Дальше Герти читать не стал. Библия сама выпала из рук.
Стало совершенно очевидно, что провал между знакомым ему миром и Новым Бангором был куда глубже и основательнее, чем виделось ему поначалу. Собственно говоря, здесь имелась самая настоящая бездонная пропасть, которую он поначалу легкомысленно не замечал. Теперь же, очутившись на самом ее краю и ощущая некоторую потерю равновесия, Герти испытывал куда меньшую уверенность.
Дело было не в обычном дикарском простодушии. Не только в нем.
– Уму непостижимо, вы переиначили Священное Писание! На вашем месте я бы порадовался, что на дворе нынче не пятнадцатый век, а то Папа Римский наверняка объявил бы Полинезии крестовый поход с целью изничтожить царящую здесь ересь!
– Писание как Писание. – Муан пожал своими огромными плечами, выражая искреннее недоумение. – Сколько себя помню, всегда такое и было…
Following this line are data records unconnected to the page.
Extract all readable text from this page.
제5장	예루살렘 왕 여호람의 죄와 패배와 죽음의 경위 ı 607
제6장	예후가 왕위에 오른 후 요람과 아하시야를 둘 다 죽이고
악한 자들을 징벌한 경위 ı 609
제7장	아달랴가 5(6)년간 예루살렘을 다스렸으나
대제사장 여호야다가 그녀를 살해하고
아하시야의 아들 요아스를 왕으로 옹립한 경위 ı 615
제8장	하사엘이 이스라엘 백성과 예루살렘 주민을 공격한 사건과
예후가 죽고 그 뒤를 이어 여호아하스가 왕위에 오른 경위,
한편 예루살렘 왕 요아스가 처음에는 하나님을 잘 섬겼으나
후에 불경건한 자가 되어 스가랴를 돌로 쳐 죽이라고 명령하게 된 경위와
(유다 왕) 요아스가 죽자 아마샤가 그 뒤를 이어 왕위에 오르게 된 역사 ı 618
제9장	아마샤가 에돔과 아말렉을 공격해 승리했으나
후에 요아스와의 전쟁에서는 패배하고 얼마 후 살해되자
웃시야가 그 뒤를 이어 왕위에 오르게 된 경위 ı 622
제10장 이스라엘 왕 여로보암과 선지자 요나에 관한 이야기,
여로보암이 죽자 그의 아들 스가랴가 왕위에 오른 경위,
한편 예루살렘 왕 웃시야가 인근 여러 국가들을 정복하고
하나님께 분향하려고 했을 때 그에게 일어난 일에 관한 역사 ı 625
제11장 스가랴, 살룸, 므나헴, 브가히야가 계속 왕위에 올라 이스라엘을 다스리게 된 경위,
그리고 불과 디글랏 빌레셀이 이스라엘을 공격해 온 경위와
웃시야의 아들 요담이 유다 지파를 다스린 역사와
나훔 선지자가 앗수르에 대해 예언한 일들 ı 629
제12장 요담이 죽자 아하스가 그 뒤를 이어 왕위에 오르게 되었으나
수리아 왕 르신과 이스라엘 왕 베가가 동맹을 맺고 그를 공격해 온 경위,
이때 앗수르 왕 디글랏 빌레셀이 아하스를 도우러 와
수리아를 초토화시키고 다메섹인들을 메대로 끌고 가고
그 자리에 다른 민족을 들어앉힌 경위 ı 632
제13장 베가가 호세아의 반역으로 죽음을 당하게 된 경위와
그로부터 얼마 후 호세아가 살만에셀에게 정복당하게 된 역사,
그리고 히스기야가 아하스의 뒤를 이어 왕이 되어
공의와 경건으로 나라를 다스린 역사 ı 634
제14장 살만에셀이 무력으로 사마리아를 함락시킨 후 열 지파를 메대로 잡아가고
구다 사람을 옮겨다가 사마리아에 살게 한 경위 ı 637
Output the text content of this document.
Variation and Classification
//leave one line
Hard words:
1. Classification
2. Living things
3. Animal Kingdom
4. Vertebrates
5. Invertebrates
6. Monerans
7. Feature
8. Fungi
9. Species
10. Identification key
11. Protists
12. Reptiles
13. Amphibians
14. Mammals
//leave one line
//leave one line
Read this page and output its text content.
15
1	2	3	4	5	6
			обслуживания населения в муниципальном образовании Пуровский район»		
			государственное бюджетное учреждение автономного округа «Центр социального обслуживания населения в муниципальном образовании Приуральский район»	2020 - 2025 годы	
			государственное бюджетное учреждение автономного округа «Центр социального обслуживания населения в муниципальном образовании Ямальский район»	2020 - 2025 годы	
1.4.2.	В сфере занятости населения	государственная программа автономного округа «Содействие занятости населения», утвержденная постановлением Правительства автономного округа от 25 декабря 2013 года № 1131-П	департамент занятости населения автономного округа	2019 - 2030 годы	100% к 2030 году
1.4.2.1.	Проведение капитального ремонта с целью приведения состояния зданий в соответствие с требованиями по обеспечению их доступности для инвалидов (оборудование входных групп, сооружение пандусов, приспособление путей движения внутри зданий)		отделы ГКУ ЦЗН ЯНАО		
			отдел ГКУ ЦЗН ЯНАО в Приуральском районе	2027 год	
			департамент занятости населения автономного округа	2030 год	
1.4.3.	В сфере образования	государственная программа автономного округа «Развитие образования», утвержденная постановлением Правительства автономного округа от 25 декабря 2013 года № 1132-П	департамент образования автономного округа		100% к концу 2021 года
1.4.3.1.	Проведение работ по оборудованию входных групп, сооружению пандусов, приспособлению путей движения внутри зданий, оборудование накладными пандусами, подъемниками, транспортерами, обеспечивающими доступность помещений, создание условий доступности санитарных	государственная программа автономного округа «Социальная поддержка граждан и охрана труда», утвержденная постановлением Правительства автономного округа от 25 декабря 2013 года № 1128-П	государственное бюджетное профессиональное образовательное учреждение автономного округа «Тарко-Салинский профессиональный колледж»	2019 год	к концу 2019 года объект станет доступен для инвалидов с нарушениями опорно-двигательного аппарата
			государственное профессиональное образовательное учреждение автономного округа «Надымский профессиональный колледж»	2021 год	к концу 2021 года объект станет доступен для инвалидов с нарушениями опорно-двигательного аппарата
– Но это фальшивка! – убежденно заявил Герти. – В настоящем Писании все совсем иначе. Там рыбу потребляют в пищу и не считают это грехом. Я знаю, ты мне не поверишь, но так и есть. У вас в Новом Бангоре установилась какая-то глупейшая ситуация из-за этой рыбы. Но я тебя уверяю, Муан, за пределами острова царит совсем другое представление о ней. Никто ее не боится. Ее едят обычные люди, даже священники, даже лорды!
– Ну конечно, – голосовая палитра дикаря была отнюдь не богата, но ее хватило, чтобы изобразить явственный сарказм, – что же тогда японцы, немцы, австралийцы и прочие так же считают? У нас на острове много приезжих, мистра, и никто не ест рыбу.
– Такого не может быть. Признайся, ты меня обманываешь.
– Чтоб меня Хине-нуи-те-по[93]
в свою подземную хижину пригласила, если вру. Даже русские не едят рыбы, мистра. Что здесь, что у себя в Сибири. От них я, между прочим, сказку про золотую рыбу и услышал.– Что за сказка?
– В прошлом году в порт русский китобой заходил, случилось перекинуться парой слов с командой. Моряки там крепкие, пьют как дьяволы, а вот рыбы в рот не берут. У них строго. Кто-то из них сказку в трактире рассказывал, про золотую рыбку. На берегу моря жили старик со старухой. Старик был ныряльщиком, собирал со дна жемчужниц да моллюсков. И поймал однажды он случайно рыбу из чистого золота. Сама в садок забралась. А дома старуха его со свету давно уже сживала, надо сказать. Достаток ей не тот, дом покосившийся, слуг нет… А откуда достаток и слуги у бедного ныряльщика? Пилила его, как корягу, днями и ночами. Не выдержал он и сварил ей золотую рыбу. А старуха, поскольку была жадна, сама все и выхлебала. Одну ложку съела, и стало ей казаться, что она не жена ныряльщика, а богатая крестьянка. Другую съела и вообразила, что царским указом ее во дворянство зачислили. Третья – и уже графиней себя считала…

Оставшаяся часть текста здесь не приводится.